Наш ректор, Григорий Семенович, существо боязливое и одновременно властное, решил устроить феерический праздник. Две самые красивые студентки, обряженные в сарафаны и кокошники, должны были поднести гостям хлеб-соль. Когда те возьмут каравай, в дело включатся мальчики в тельняшках, широких брюках и сапогах, им вменялось в обязанность исполнить танец «Яблочко», затем гостей намеревались провести по институту, показать концерт художественной самодеятельности, а потом в столовой предстоял банкет в стиле «рашен клюква»: водка, соленья, блины… На преподавателей иностранных языков была возложена наглядная агитация. Под нашим руководством студенты писали лозунги типа: «Миру – мир», «Главное не победа, а участие», «Спортсмены всего земного шара против атомной войны» – и прочую лабуду. «Дацзыбао» предполагалось развесить в коридорах и аудиториях.
Хитрый ректор хотел убить сразу двух зайцев. С одной стороны, показать людям «оттуда», что мы тоже не лыком шиты, с другой – прикрыть самые ободранные места на стенах. Институту с незапамятных времен не выделяли денег на ремонт здания.
С заданием мы справились легко. Григорий Семенович дозором обошел территорию, милостиво кивнул, поцокал языком и вдруг заявил:
– Одно непонятно, коллеги.
– Да? – моментально подскочила к нему заведующая кафедрой иностранных языков, жуткая подхалимка Геранда Евгеньевна. – Что мы не так сделали?

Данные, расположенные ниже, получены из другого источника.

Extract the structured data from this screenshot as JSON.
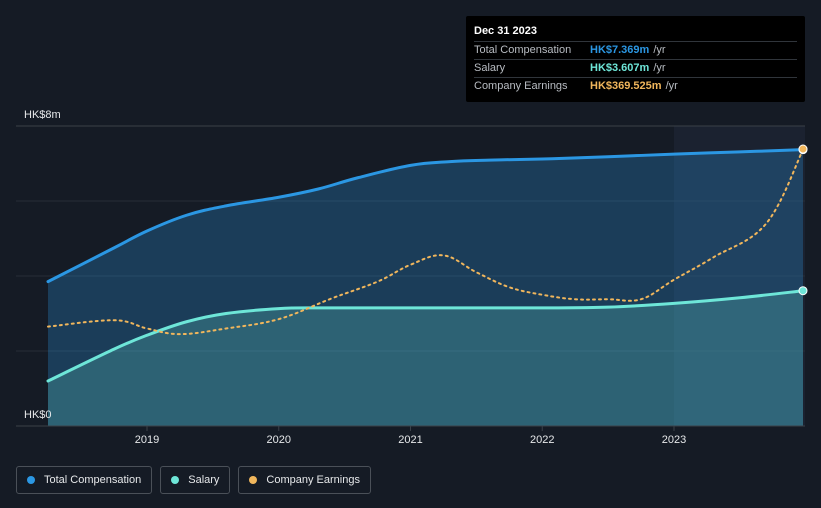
{
  "chart_data": {
    "type": "line",
    "y_top_label": "HK$8m",
    "y_bottom_label": "HK$0",
    "ylim": [
      0,
      8
    ],
    "x_ticks": [
      "2019",
      "2020",
      "2021",
      "2022",
      "2023"
    ],
    "x_tick_values": [
      2019,
      2020,
      2021,
      2022,
      2023
    ],
    "x_range": [
      2018.25,
      2024.0
    ],
    "forecast_start": 2023.0,
    "series": [
      {
        "name": "Total Compensation",
        "color": "#2b97e3",
        "style": "solid",
        "area": true,
        "x": [
          2018.25,
          2018.75,
          2019.0,
          2019.3,
          2019.6,
          2020.0,
          2020.3,
          2020.6,
          2021.0,
          2021.3,
          2021.6,
          2022.0,
          2022.5,
          2023.0,
          2023.5,
          2024.0
        ],
        "values": [
          3.85,
          4.75,
          5.2,
          5.62,
          5.87,
          6.1,
          6.32,
          6.62,
          6.95,
          7.05,
          7.09,
          7.12,
          7.18,
          7.25,
          7.31,
          7.369
        ]
      },
      {
        "name": "Salary",
        "color": "#6ee6d8",
        "style": "solid",
        "area": true,
        "x": [
          2018.25,
          2018.75,
          2019.0,
          2019.3,
          2019.6,
          2020.0,
          2020.3,
          2020.6,
          2021.0,
          2021.5,
          2022.0,
          2022.5,
          2023.0,
          2023.5,
          2024.0
        ],
        "values": [
          1.2,
          2.05,
          2.42,
          2.78,
          3.0,
          3.13,
          3.15,
          3.15,
          3.15,
          3.15,
          3.15,
          3.17,
          3.27,
          3.42,
          3.607
        ]
      },
      {
        "name": "Company Earnings",
        "color": "#f0b65c",
        "style": "dotted",
        "area": false,
        "x": [
          2018.25,
          2018.75,
          2019.0,
          2019.25,
          2019.6,
          2020.0,
          2020.4,
          2020.75,
          2021.0,
          2021.25,
          2021.5,
          2021.75,
          2022.0,
          2022.25,
          2022.5,
          2022.75,
          2023.0,
          2023.3,
          2023.7,
          2024.0
        ],
        "values": [
          2.65,
          2.82,
          2.6,
          2.45,
          2.6,
          2.85,
          3.4,
          3.85,
          4.3,
          4.55,
          4.1,
          3.7,
          3.5,
          3.38,
          3.38,
          3.38,
          3.9,
          4.5,
          5.4,
          7.369
        ]
      }
    ]
  },
  "tooltip": {
    "title": "Dec 31 2023",
    "rows": [
      {
        "label": "Total Compensation",
        "value": "HK$7.369m",
        "unit": "/yr",
        "color": "#2b97e3"
      },
      {
        "label": "Salary",
        "value": "HK$3.607m",
        "unit": "/yr",
        "color": "#6ee6d8"
      },
      {
        "label": "Company Earnings",
        "value": "HK$369.525m",
        "unit": "/yr",
        "color": "#f0b65c"
      }
    ]
  },
  "legend": [
    {
      "label": "Total Compensation",
      "color": "#2b97e3"
    },
    {
      "label": "Salary",
      "color": "#6ee6d8"
    },
    {
      "label": "Company Earnings",
      "color": "#f0b65c"
    }
  ]
}
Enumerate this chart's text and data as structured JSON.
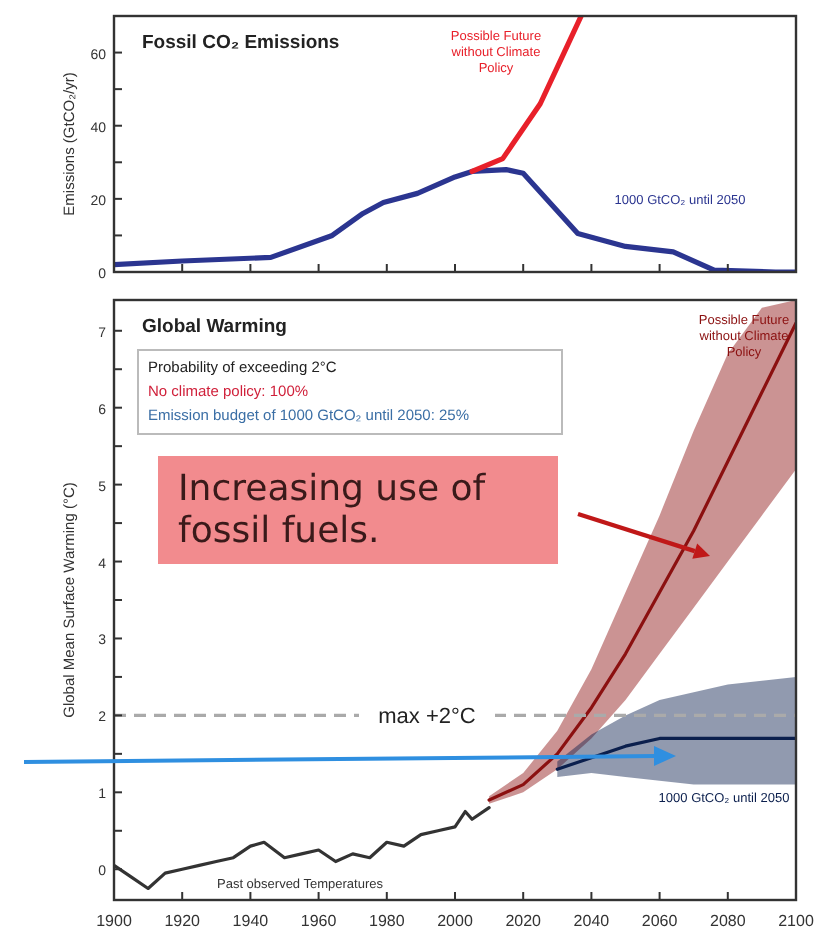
{
  "chart_data": [
    {
      "type": "line",
      "title": "Fossil CO₂ Emissions",
      "ylabel": "Emissions (GtCO₂/yr)",
      "xlim": [
        1900,
        2100
      ],
      "xticks": [
        1900,
        1920,
        1940,
        1960,
        1980,
        2000,
        2020,
        2040,
        2060,
        2080,
        2100
      ],
      "ylim": [
        0,
        70
      ],
      "yticks": [
        0,
        {
          "value": 10,
          "label": null
        },
        20,
        {
          "value": 30,
          "label": null
        },
        40,
        {
          "value": 50,
          "label": null
        },
        60
      ],
      "tick_labels": "y",
      "grid": false,
      "series": [
        {
          "name": "1000 GtCO₂ until 2050",
          "color": "#2b3590",
          "x": [
            1900,
            1920,
            1946,
            1964,
            1973,
            1979,
            1989,
            2000,
            2005,
            2015,
            2020,
            2036,
            2050,
            2064,
            2076,
            2094,
            2100
          ],
          "values": [
            2,
            3,
            4,
            10,
            16,
            19,
            21.5,
            26,
            27.5,
            28,
            27,
            10.5,
            7,
            5.5,
            0.5,
            0,
            0
          ]
        },
        {
          "name": "Possible Future without Climate Policy",
          "color": "#e8202a",
          "x": [
            2005,
            2014,
            2025,
            2032,
            2037
          ],
          "values": [
            27.5,
            31,
            46,
            60,
            70
          ]
        }
      ]
    },
    {
      "type": "line",
      "title": "Global Warming",
      "ylabel": "Global Mean Surface Warming (°C)",
      "xlim": [
        1900,
        2100
      ],
      "xticks": [
        1900,
        1920,
        1940,
        1960,
        1980,
        2000,
        2020,
        2040,
        2060,
        2080,
        2100
      ],
      "ylim": [
        -0.4,
        7.4
      ],
      "yticks": [
        0,
        {
          "value": 0.5,
          "label": null
        },
        1,
        {
          "value": 1.5,
          "label": null
        },
        2,
        {
          "value": 2.5,
          "label": null
        },
        3,
        {
          "value": 3.5,
          "label": null
        },
        4,
        {
          "value": 4.5,
          "label": null
        },
        5,
        {
          "value": 5.5,
          "label": null
        },
        6,
        {
          "value": 6.5,
          "label": null
        },
        7
      ],
      "grid": false,
      "series": [
        {
          "name": "Past observed Temperatures",
          "color": "#333333",
          "x": [
            1900,
            1905,
            1910,
            1915,
            1920,
            1925,
            1930,
            1935,
            1940,
            1944,
            1950,
            1955,
            1960,
            1965,
            1970,
            1975,
            1980,
            1985,
            1990,
            1995,
            2000,
            2003,
            2005,
            2010
          ],
          "values": [
            0.05,
            -0.1,
            -0.25,
            -0.05,
            0,
            0.05,
            0.1,
            0.15,
            0.3,
            0.35,
            0.15,
            0.2,
            0.25,
            0.1,
            0.2,
            0.15,
            0.35,
            0.3,
            0.45,
            0.5,
            0.55,
            0.75,
            0.65,
            0.8
          ]
        },
        {
          "name": "Possible Future without Climate Policy",
          "color": "#8b1010",
          "x": [
            2010,
            2020,
            2030,
            2040,
            2050,
            2060,
            2070,
            2080,
            2090,
            2100
          ],
          "values": [
            0.9,
            1.1,
            1.5,
            2.1,
            2.8,
            3.6,
            4.4,
            5.3,
            6.2,
            7.1
          ],
          "lower": [
            0.85,
            1.0,
            1.3,
            1.7,
            2.2,
            2.8,
            3.4,
            4.0,
            4.6,
            5.2
          ],
          "upper": [
            0.95,
            1.25,
            1.8,
            2.6,
            3.6,
            4.6,
            5.7,
            6.7,
            7.3,
            7.4
          ]
        },
        {
          "name": "1000 GtCO₂ until 2050",
          "color": "#0b1f4d",
          "x": [
            2030,
            2040,
            2050,
            2060,
            2070,
            2080,
            2090,
            2100
          ],
          "values": [
            1.3,
            1.45,
            1.6,
            1.7,
            1.7,
            1.7,
            1.7,
            1.7
          ],
          "lower": [
            1.2,
            1.25,
            1.2,
            1.15,
            1.1,
            1.1,
            1.1,
            1.1
          ],
          "upper": [
            1.4,
            1.75,
            2.0,
            2.2,
            2.3,
            2.4,
            2.45,
            2.5
          ]
        }
      ],
      "ref_lines": [
        {
          "axis": "y",
          "value": 2,
          "label": "max +2°C",
          "line_style": "dashed",
          "color": "#aaaaaa"
        }
      ],
      "annotations": [
        "Probability of exceeding 2°C",
        "No climate policy: 100%",
        "Emission budget of 1000 GtCO₂ until 2050: 25%",
        "Increasing use of fossil fuels."
      ]
    }
  ]
}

– Английский, немецкий, французский, – начало загибать пальцы начальство, – а где же, позвольте поинтересоваться, лозунги на японском?
Мы растерянно переглянулись, потом самая смелая из нас, «англичанка» Нинель Марковна, попыталась урезонить ректора:
– Но никто в институте не владеет японским!
Григорий Семенович обозлился:
– Вы, товарищи, плохо понимаете ответственность момента, неправильно оцениваете политическую значимость данного визита. Придут люди из враждебного нам лагеря капитализма, настроенные критически оценивать достижения социализма, и что они увидят? Полное отсутствие приветствий на японском! И о чем им это скажет?
– О том, что мы не знаем язык Страны восходящего солнца, – решила не сдаваться Нинель Марковна.
– Это тоже неприятно, – кивнул ректор, – но, главное, они решат: советские люди настроены против Японии! Такого просто не должно случиться. Чтобы через два часа соответствующие иероглифы оказались на стене в столовой! Иначе вопрос будет решаться на парткоме!
И, сопя от гнева, он, сопровождаемый толпой клевретов, удалился.